Search code examples
pythonbeautifulsoupmechanizemechanicalsoup

python web scraping issues with mechanize


I am trying to scrape web results from the website: https://promedmail.org/promed-posts/

I have followed beutifulsoup. mechanical soup and mechanize so far unable to scrape the search results.

import re
from mechanize import Browser,urlopen
browser = Browser()
browser.set_handle_robots(False)
browser.addheaders = [('User-agent', 'Mozilla/5.0 (X11; U; Linux i686; en-US; rv:1.9.0.1) Gecko/2008071615 Fedora/3.0.1-1.fc9 Firefox/3.0.1')]
browser.open("https://promedmail.org/promed-posts")
for form in browser.forms():
    if form.attrs['id'] == 'full_search':
        browser.form = form
        break
browser['search'] = 'US'
response = browser.submit()
content = response.read()

The content does not show the search results when typed in US. Any idea on what am I doing wrong here?


Solution

  • As you mention bs4 you can mimic the POST request the page makes.
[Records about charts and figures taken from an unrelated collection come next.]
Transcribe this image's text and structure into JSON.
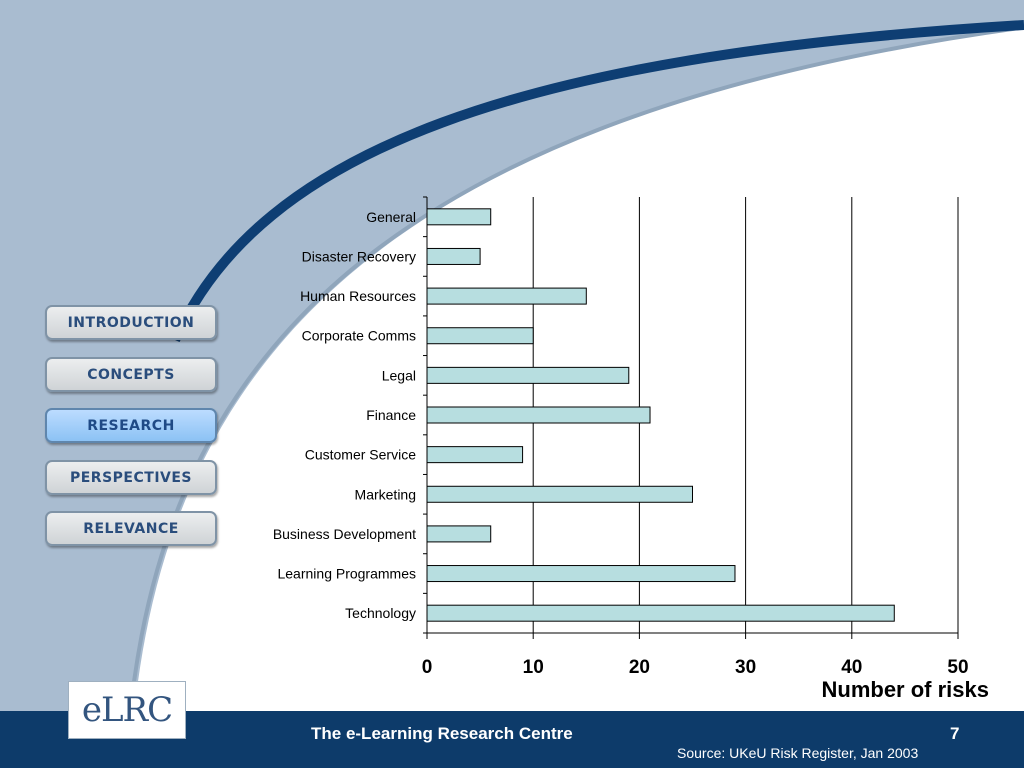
{
  "nav": {
    "items": [
      {
        "label": "INTRODUCTION",
        "active": false
      },
      {
        "label": "CONCEPTS",
        "active": false
      },
      {
        "label": "RESEARCH",
        "active": true
      },
      {
        "label": "PERSPECTIVES",
        "active": false
      },
      {
        "label": "RELEVANCE",
        "active": false
      }
    ]
  },
  "logo": {
    "text": "eLRC"
  },
  "footer": {
    "title": "The e-Learning Research Centre",
    "slide_number": "7",
    "source": "Source: UKeU Risk Register, Jan 2003"
  },
  "colors": {
    "background_blue": "#a9bcd0",
    "arc_navy": "#0e3e73",
    "footer_navy": "#0d3b6a",
    "bar_fill": "#b7dee0"
  },
  "chart_data": {
    "type": "bar",
    "orientation": "horizontal",
    "categories": [
      "General",
      "Disaster Recovery",
      "Human Resources",
      "Corporate Comms",
      "Legal",
      "Finance",
      "Customer Service",
      "Marketing",
      "Business Development",
      "Learning Programmes",
      "Technology"
    ],
    "values": [
      6,
      5,
      15,
      10,
      19,
      21,
      9,
      25,
      6,
      29,
      44
    ],
    "xlabel": "Number of risks",
    "xlim": [
      0,
      50
    ],
    "xticks": [
      0,
      10,
      20,
      30,
      40,
      50
    ],
    "grid": true
  }
}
Extract the json item which contains the html the page would have been updated with (containing the results); parse that into BeautifulSoup object then reconstruct the results table as a dataframe:

    import requests
    from bs4 import BeautifulSoup as bs
    
    headers = {'user-agent': 'Mozilla/5.0'}
    
    data = {
      'action': 'get_promed_search_content',
      'query[0][name]': 'kwby1',
      'query[0][value]': 'summary',
      'query[1][name]': 'search',
      'query[1][value]': 'US',
      'query[2][name]': 'date1',
    #  'query[2][value]': '',
      'query[3][name]': 'date2',
    #  'query[3][value]': '',
      'query[4][name]': 'feed_id',
      'query[4][value]': '1'
    }
    
    r = requests.post('https://promedmail.org/wp-admin/admin-ajax.php', headers=headers, data=data).json()
    soup = bs(r['results'], 'lxml')
    df = pd.DataFrame([(i.find_next(text=True), 
                        i.a.text, 
                        f"https://promedmail.org/promed-post/?id={i.a['id'].replace('id','')}") for i in soup.select('li')]
                      , columns = ['Date', 'Title', 'Link'])
    print(df)